Les agricultures sont mobilisés contre la décision du gouvernement le 23 janvier de renoncer à autoriser les insecticides néonicotinoïdes pour la culture de la betterave sucrière. La mesure fait suite à une décision de la Cour de justice de l'Union européenne estimant illégale toute dérogation. Mais là n'est pas l'unique doléances des producteurs : ces derniers mois, les agriculteurs se sont rassemblés par petits groupes à travers le pays, ici pour dénoncer la hausse de leurs coûts de production du fait de la flambée des prix de l'énergie, là pour réclamer de stocker de l'eau pour irriguer leurs cultures.
"L'agriculture va disparaître"
Les néonicotinoïdes, toxiques pour les abeilles et interdits depuis 2018, bénéficiaient d'une dérogation depuis deux ans. Ce qui permettait de les appliquer préventivement sur les semences de betteraves pour les prémunir de la jaunisse, une maladie virale propagée par des pucerons. "Comme utilisateur de néonicotinoïdes, je n'ai pas l'impression d'empoisonner le monde", s'agace le cultivateur et militant syndical Damien Greffin.

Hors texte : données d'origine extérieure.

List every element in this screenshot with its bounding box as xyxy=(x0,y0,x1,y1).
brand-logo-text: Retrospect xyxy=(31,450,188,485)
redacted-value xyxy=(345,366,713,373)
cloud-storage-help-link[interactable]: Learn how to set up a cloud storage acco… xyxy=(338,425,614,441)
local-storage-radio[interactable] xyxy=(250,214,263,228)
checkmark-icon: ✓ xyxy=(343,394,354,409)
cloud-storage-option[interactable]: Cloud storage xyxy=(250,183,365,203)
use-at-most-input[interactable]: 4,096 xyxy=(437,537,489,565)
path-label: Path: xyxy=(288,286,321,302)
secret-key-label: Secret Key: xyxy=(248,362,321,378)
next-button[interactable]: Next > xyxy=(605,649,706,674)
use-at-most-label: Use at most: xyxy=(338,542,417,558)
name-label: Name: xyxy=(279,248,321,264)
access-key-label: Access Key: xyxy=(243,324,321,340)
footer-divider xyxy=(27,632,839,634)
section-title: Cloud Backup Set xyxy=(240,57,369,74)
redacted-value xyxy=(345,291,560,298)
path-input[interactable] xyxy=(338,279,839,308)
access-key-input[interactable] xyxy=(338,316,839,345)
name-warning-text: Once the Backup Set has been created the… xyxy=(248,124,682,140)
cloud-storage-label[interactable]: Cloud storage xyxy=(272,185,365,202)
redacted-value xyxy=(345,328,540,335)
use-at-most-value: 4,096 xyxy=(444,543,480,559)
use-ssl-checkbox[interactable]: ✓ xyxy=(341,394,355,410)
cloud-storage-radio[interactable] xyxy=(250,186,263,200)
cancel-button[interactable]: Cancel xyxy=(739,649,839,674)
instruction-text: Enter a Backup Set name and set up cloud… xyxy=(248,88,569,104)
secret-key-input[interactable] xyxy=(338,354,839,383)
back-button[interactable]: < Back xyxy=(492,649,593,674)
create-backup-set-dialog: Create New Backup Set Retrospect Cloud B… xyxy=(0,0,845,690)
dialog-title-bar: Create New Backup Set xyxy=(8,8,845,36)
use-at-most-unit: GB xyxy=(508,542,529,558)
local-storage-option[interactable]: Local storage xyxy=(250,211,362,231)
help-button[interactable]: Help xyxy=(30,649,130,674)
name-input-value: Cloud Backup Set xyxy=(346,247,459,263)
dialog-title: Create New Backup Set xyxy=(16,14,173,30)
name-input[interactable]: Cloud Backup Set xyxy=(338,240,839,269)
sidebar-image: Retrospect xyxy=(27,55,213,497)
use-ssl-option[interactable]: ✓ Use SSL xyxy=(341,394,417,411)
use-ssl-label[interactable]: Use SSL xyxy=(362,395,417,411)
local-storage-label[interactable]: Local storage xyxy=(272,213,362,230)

Il préside la section FNSEA du Grand Bassin parisien qui rassemble 12 départements céréaliers du nord de la France et est à l'initiative de la manifestation, avec le syndicat des planteurs de betteraves CGB, aussi affilié à la FNSEA. La Fédération nationale du syndicat agricole majoritaire leur a emboîté le pas en appelant "à se mobiliser à partir du 8 février à Paris et jusqu'au 20 février dans toute la France". Pour Damien Greffin, "à ce rythme-là l'agriculture va disparaître".
"Des impasses de solutions"
L'agriculteur de l'Essonne cite en exemples l'interdiction de l'insecticide phosmet qui "compromet" la culture de cerises, ou celle - prochaine - d'un désherbant pour les endives. Plus largement, selon la FNSEA, "les agriculteurs se retrouvent aujourd'hui en butte à des contraintes réglementaires de tous ordres qui freinent les projets innovants dans les territoires (irrigation, bâtiments d'élevages...)". "Ils sont aujourd'hui confrontés à des impasses de solutions face à des menaces sanitaires sur les cultures ou face à la prédation", reproche aussi l'organisation, en référence aux interdictions de pesticides et aux attaques du loup sur les troupeaux.
Pas d'union syndicale
Deuxième syndicat représentatif, la Coordination rurale a affirmé avoir proposé à la FNSEA Grand bassin parisien de se joindre à la manifestation et essuyé un refus. Quant à la Confédération paysanne, troisième syndicat qui se mobilisait mardi contre la réforme des retraites, elle a déploré dans un communiqué que "d'autres" manifestent "pour continuer à utiliser des néonicotinoïdes et refuser toute avancée écologique". "L'ambition de progrès social fait face ici aux positions les plus réactionnaires et conservatrices", a estimé l'organisation classée à gauche.
La dernière grosse mobilisation remonte au 27 novembre 2019, quand un millier de tracteurs avaient mené des opérations escargot sur le périphérique. Les manifestants dénonçaient, déjà, un durcissement des règles concernant l'épandage de pesticides de synthèse avec la création de zones de non-traitement (ZNT), des bandes de quelques mètres à proximité des habitations où il est interdit de recourir à ces substances.